In spy movies we often see that the protagonist requires some sensitive data from the antagonist. When all else fails, a “Top Secret Device” comes along which can copy all the data from the required device when taken near it. And that too without touching the compromised computer or server or mobile device!
Well folks, we are pretty close to living in that futuristic world.
Researches from Fix-IT and Riscure have put together a device that can decode the AES 256 (bit) encryption keys using the electromagnetic emissions from a nearby computer.
The device exploits a known ‘side channel attack’ dubbed “Van Eck Phreaking” which is specially built to recover AES 256 encryption keys.
About the Device
The device is pretty compact and is made up of a magnetic loop antenna, an external amplifier, a bandpass filter and a software programmed radio receiver present on a USB stick.
The device is small and can easily be used without being noticed. On top of this, it only costs $230 to the researchers which is much cheaper than the devices available at the moment.
Let’s get to the speed of the device. As it is known in the decryption world, any type of encryption can be cracked, but what matters more is how fast is it done.

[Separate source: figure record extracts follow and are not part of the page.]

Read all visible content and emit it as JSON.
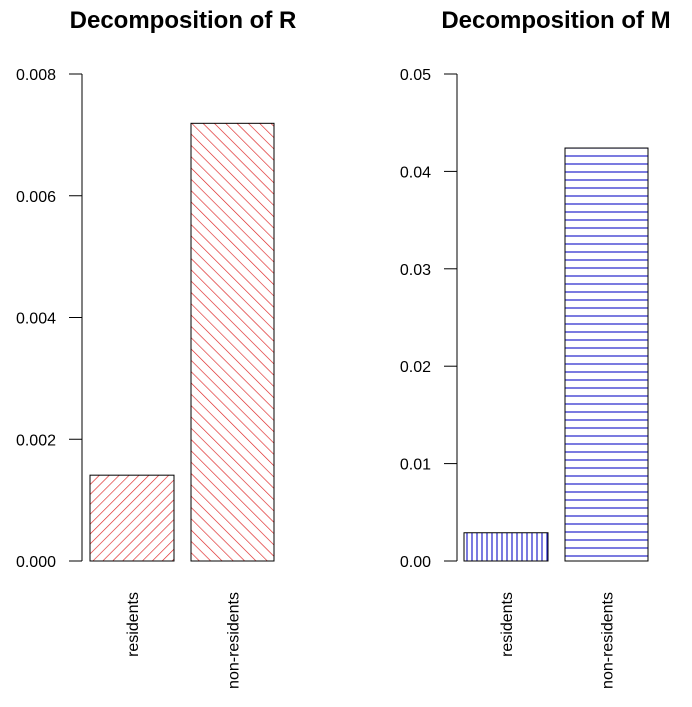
{
  "chart_data": [
    {
      "type": "bar",
      "title": "Decomposition of R",
      "categories": [
        "residents",
        "non-residents"
      ],
      "values": [
        0.00141,
        0.00719
      ],
      "ylim": [
        0,
        0.008
      ],
      "yticks": [
        "0.000",
        "0.002",
        "0.004",
        "0.006",
        "0.008"
      ],
      "ytick_values": [
        0,
        0.002,
        0.004,
        0.006,
        0.008
      ],
      "xlabel": "",
      "ylabel": "",
      "grid": false,
      "colors": [
        "#dd2222",
        "#dd2222"
      ],
      "hatch": [
        "diagonal-up",
        "diagonal-down"
      ]
    },
    {
      "type": "bar",
      "title": "Decomposition of M",
      "categories": [
        "residents",
        "non-residents"
      ],
      "values": [
        0.0029,
        0.0424
      ],
      "ylim": [
        0,
        0.05
      ],
      "yticks": [
        "0.00",
        "0.01",
        "0.02",
        "0.03",
        "0.04",
        "0.05"
      ],
      "ytick_values": [
        0,
        0.01,
        0.02,
        0.03,
        0.04,
        0.05
      ],
      "xlabel": "",
      "ylabel": "",
      "grid": false,
      "colors": [
        "#2222cc",
        "#2222cc"
      ],
      "hatch": [
        "vertical",
        "horizontal"
      ]
    }
  ]
}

This device can produce the encrypted key within 5 minutes if the target is more than a meter (3 feet) away.
The real magic happens at a distance of 30 cm (1 foot) where the device can sniff the key out within 50 seconds.
Imagine walking up to someone, exchanging a few sentences, and walking away with their encryption key.
How It Works
Here’s how the device works. The electromagnetic waves emitted by a computer have a pattern and are dependent on the power consumption of the device.
Whenever the device is working on data, it creates power consumption spikes which can be sensed and analysed via the electromagnetic emissions. This fluctuation in power usage is the key (no pun intended) to breaking the encryption.
The straightforward way of breaking encryption is through the ‘Brute Force Method” where all possible solutions are tried to power through the barrier. This task is very tedious and time consuming. For the 256 bit AES, it would require 2^256 tries, a little too many.
With this method, each block is decoded separately. As a consequence the trials are exponentially reduced to 256 x 32=8192. This reduces the time to a couple of minutes at most.
Although technically the device should be able to decode keys in a standard real case scenario, but up till now the device has only been tested in a controlled environment, free of any interfering electromagnetic emissions.
In the real world, all sorts of noise is present which may interfere with the device causing it to slow down or even fail at the attempt.
This research can be read in detail in the team’s paper titled TEMPEST attacks against AES.
Other tests have also been conducted using the same side channel technique with varying results. A Team had successfully used the technique to perform the decryption through a thin wall. Another team used emissions from android and iOS devices to recover the encryption keys.